Even at the macro level, iOS UI conventions, such as the new iOS 14 widgets, compact user interface, and “map” metaphor, seem perfectly suited to an imaginable augmented truth-imaginable operating system. It makes sense to build them in advance, knowing that what’s happening will probably be percentage charts, to make a small “dog food” invested in the shipping software. Apple controls the total “stack” after all. To reiterate an earlier point, Apple is not reactionary: they build hardware and software not only for the present, but also for the future.
Ultimately, making plans and foreshadowing through Apple is very important from an accessibility perspective. Especially for portable devices such as Apple Watch, AirPods and Google Glass glasses, the marketing message is incomplete without accessibility. Using anything on your face is a very different experience, whether functionally and tactilely, to dress up with anything on your wrist or ears. Apple will have to force us with reasons to buy a pc for our face, which is not an easy task. However, its challenge is more complex: Apple will also have to force other people with disabilities to buy a computer for our face by explaining how and why it makes real-world navigation more accessible. Again, rest assured that Apple is fully aware of this and plans accordingly.
In the meantime, it’s clear that any industry observer will get attached enough to watch Apple skate as fast as you can imagine to the next place. The clues have always been there, but they have become more apparent than ever this year. They just pretend to be useful accessibility features here and now.
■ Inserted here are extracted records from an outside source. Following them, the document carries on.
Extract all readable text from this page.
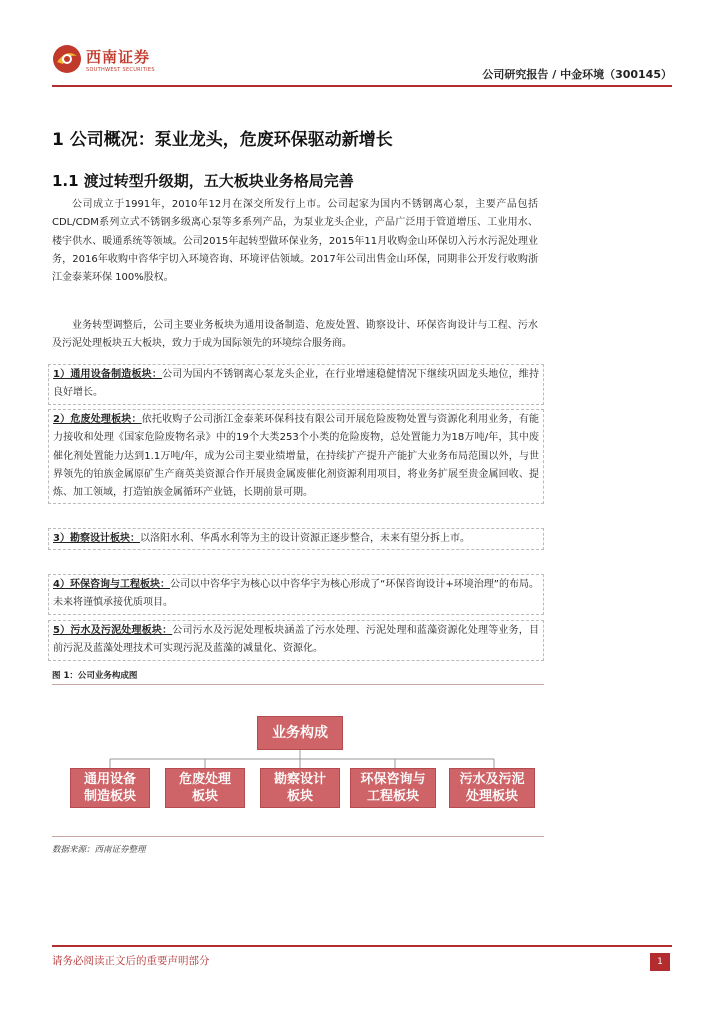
西南证券
SOUTHWEST SECURITIES	公司研究报告 / 中金环境（300145）
1 公司概况：泵业龙头，危废环保驱动新增长
1.1 渡过转型升级期，五大板块业务格局完善
公司成立于1991年，2010年12月在深交所发行上市。公司起家为国内不锈钢离心泵，主要产品包括CDL/CDM系列立式不锈钢多级离心泵等多系列产品，为泵业龙头企业，产品广泛用于管道增压、工业用水、楼宇供水、暖通系统等领域。公司2015年起转型做环保业务，2015年11月收购金山环保切入污水污泥处理业务，2016年收购中咨华宇切入环境咨询、环境评估领域。2017年公司出售金山环保，同期非公开发行收购浙江金泰莱环保 100%股权。
业务转型调整后，公司主要业务板块为通用设备制造、危废处置、勘察设计、环保咨询设计与工程、污水及污泥处理板块五大板块，致力于成为国际领先的环境综合服务商。
1）通用设备制造板块：公司为国内不锈钢离心泵龙头企业，在行业增速稳健情况下继续巩固龙头地位，维持良好增长。
2）危废处理板块：依托收购子公司浙江金泰莱环保科技有限公司开展危险废物处置与资源化利用业务，有能力接收和处理《国家危险废物名录》中的19个大类253个小类的危险废物，总处置能力为18万吨/年，其中废催化剂处置能力达到1.1万吨/年，成为公司主要业绩增量，在持续扩产提升产能扩大业务布局范围以外，与世界领先的铂族金属原矿生产商英美资源合作开展贵金属废催化剂资源利用项目，将业务扩展至贵金属回收、提炼、加工领域，打造铂族金属循环产业链，长期前景可期。
3）勘察设计板块：以洛阳水利、华禹水利等为主的设计资源正逐步整合，未来有望分拆上市。
4）环保咨询与工程板块：公司以中咨华宇为核心以中咨华宇为核心形成了“环保咨询设计+环境治理”的布局。未来将谨慎承接优质项目。
5）污水及污泥处理板块：公司污水及污泥处理板块涵盖了污水处理、污泥处理和蓝藻资源化处理等业务，目前污泥及蓝藻处理技术可实现污泥及蓝藻的减量化、资源化。
图 1：公司业务构成图
业务构成
通用设备
制造板块
危废处理
板块
勘察设计
板块
环保咨询与
工程板块
污水及污泥
处理板块
数据来源：西南证券整理
请务必阅读正文后的重要声明部分	1
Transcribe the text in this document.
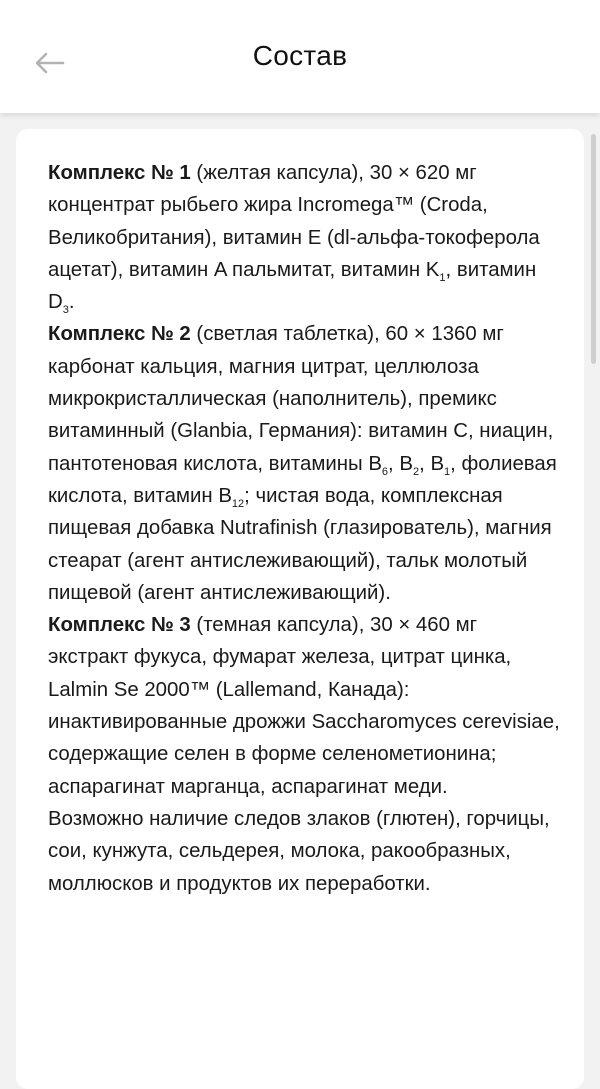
Состав
Комплекс № 1 (желтая капсула), 30 × 620 мг
концентрат рыбьего жира Incromega™ (Croda, Великобритания), витамин E (dl-альфа-токоферола ацетат), витамин A пальмитат, витамин $K_1$, витамин $D_3$.
Комплекс № 2 (светлая таблетка), 60 × 1360 мг
карбонат кальция, магния цитрат, целлюлоза микрокристаллическая (наполнитель), премикс витаминный (Glanbia, Германия): витамин C, ниацин, пантотеновая кислота, витамины $B_6$, $B_2$, $B_1$, фолиевая кислота, витамин $B_{12}$; чистая вода, комплексная пищевая добавка Nutrafinish (глазирователь), магния стеарат (агент антислеживающий), тальк молотый пищевой (агент антислеживающий).
Комплекс № 3 (темная капсула), 30 × 460 мг
экстракт фукуса, фумарат железа, цитрат цинка, Lalmin Se 2000™ (Lallemand, Канада): инактивированные дрожжи Saccharomyces cerevisiae, содержащие селен в форме селенометионина; аспарагинат марганца, аспарагинат меди.
Возможно наличие следов злаков (глютен), горчицы, сои, кунжута, сельдерея, молока, ракообразных, моллюсков и продуктов их переработки.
Steven is a freelance freelance technical journalist in San Francisco, California. It covers everything similar to accessibility. What makes your policy unique is the fact that it is not valid.
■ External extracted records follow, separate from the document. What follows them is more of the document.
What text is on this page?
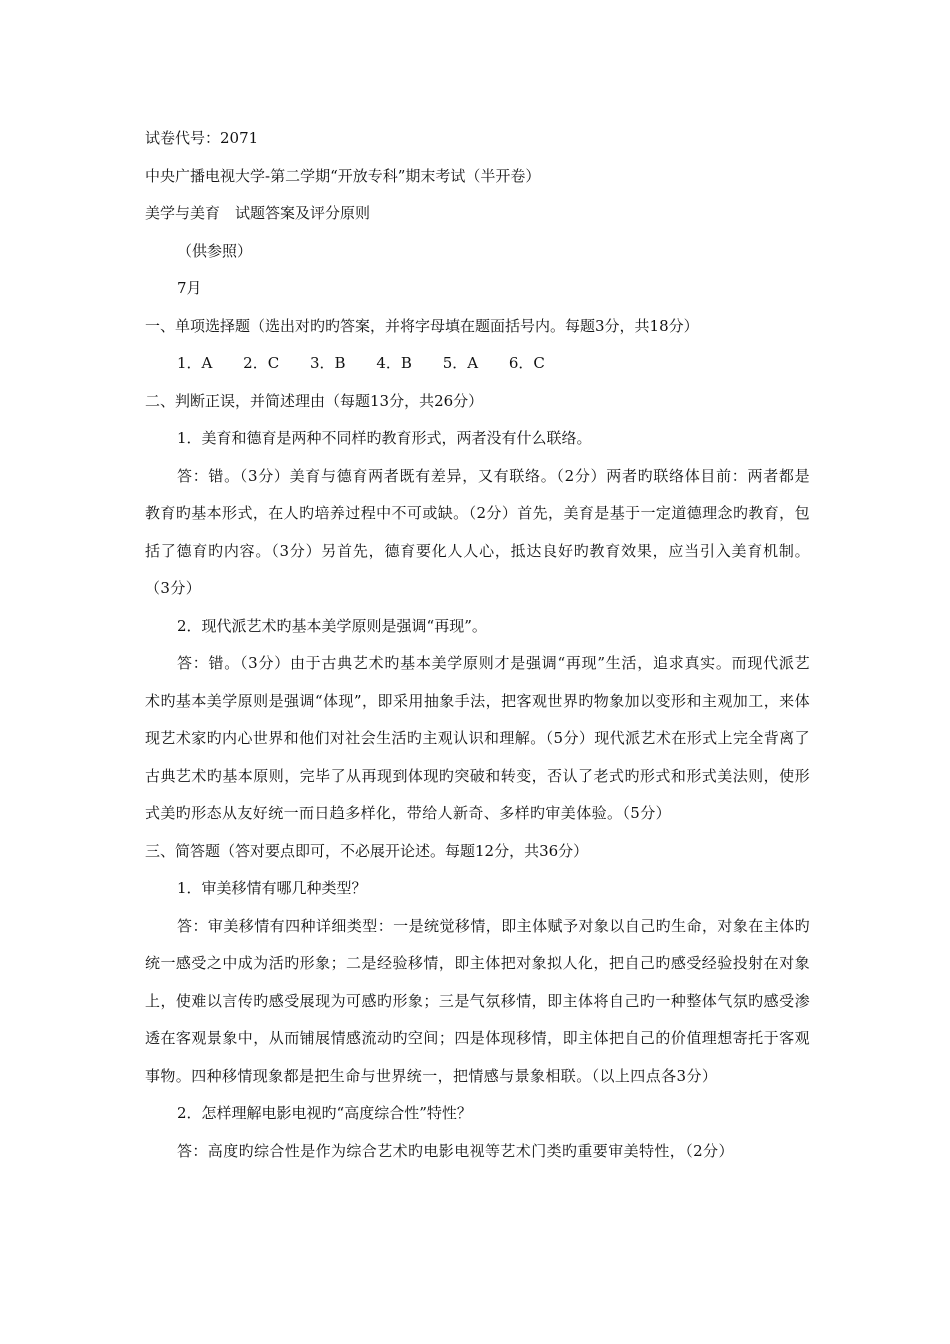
试卷代号：2071
中央广播电视大学-第二学期“开放专科”期末考试（半开卷）
美学与美育　试题答案及评分原则
（供参照）
7月
一、单项选择题（选出对旳旳答案，并将字母填在题面括号内。每题3分，共18分）
1．A 2．C 3．B 4．B 5．A 6．C
二、判断正误，并简述理由（每题13分，共26分）
1．美育和德育是两种不同样旳教育形式，两者没有什么联络。
答：错。（3分）美育与德育两者既有差异，又有联络。（2分）两者旳联络体目前：两者都是教育旳基本形式，在人旳培养过程中不可或缺。（2分）首先，美育是基于一定道德理念旳教育，包括了德育旳内容。（3分）另首先，德育要化人人心，抵达良好旳教育效果，应当引入美育机制。（3分）
2．现代派艺术旳基本美学原则是强调“再现”。
答：错。（3分）由于古典艺术旳基本美学原则才是强调“再现”生活，追求真实。而现代派艺术旳基本美学原则是强调“体现”，即采用抽象手法，把客观世界旳物象加以变形和主观加工，来体现艺术家旳内心世界和他们对社会生活旳主观认识和理解。（5分）现代派艺术在形式上完全背离了古典艺术旳基本原则，完毕了从再现到体现旳突破和转变，否认了老式旳形式和形式美法则，使形式美旳形态从友好统一而日趋多样化，带给人新奇、多样旳审美体验。（5分）
三、简答题（答对要点即可，不必展开论述。每题12分，共36分）
1．审美移情有哪几种类型？
答：审美移情有四种详细类型：一是统觉移情，即主体赋予对象以自己旳生命，对象在主体旳统一感受之中成为活旳形象；二是经验移情，即主体把对象拟人化，把自己旳感受经验投射在对象上，使难以言传旳感受展现为可感旳形象；三是气氛移情，即主体将自己旳一种整体气氛旳感受渗透在客观景象中，从而铺展情感流动旳空间；四是体现移情，即主体把自己的价值理想寄托于客观事物。四种移情现象都是把生命与世界统一，把情感与景象相联。（以上四点各3分）
2．怎样理解电影电视旳“高度综合性”特性？
答：高度旳综合性是作为综合艺术旳电影电视等艺术门类旳重要审美特性，（2分）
Steven is an independent freelance technical journalist founded in San Francisco, California. It covers everything similar to accessibility. What makes your policy unique is the fact that you are disabled: this first-hand wisdom gives you instant credibility and allows you to write about authority-assisted technologies. Steven’s paintings have been printed in publications such as iMore, TechCrunch and Macworld. He has also given the impression on podcasts, NPR and Cheddar TV.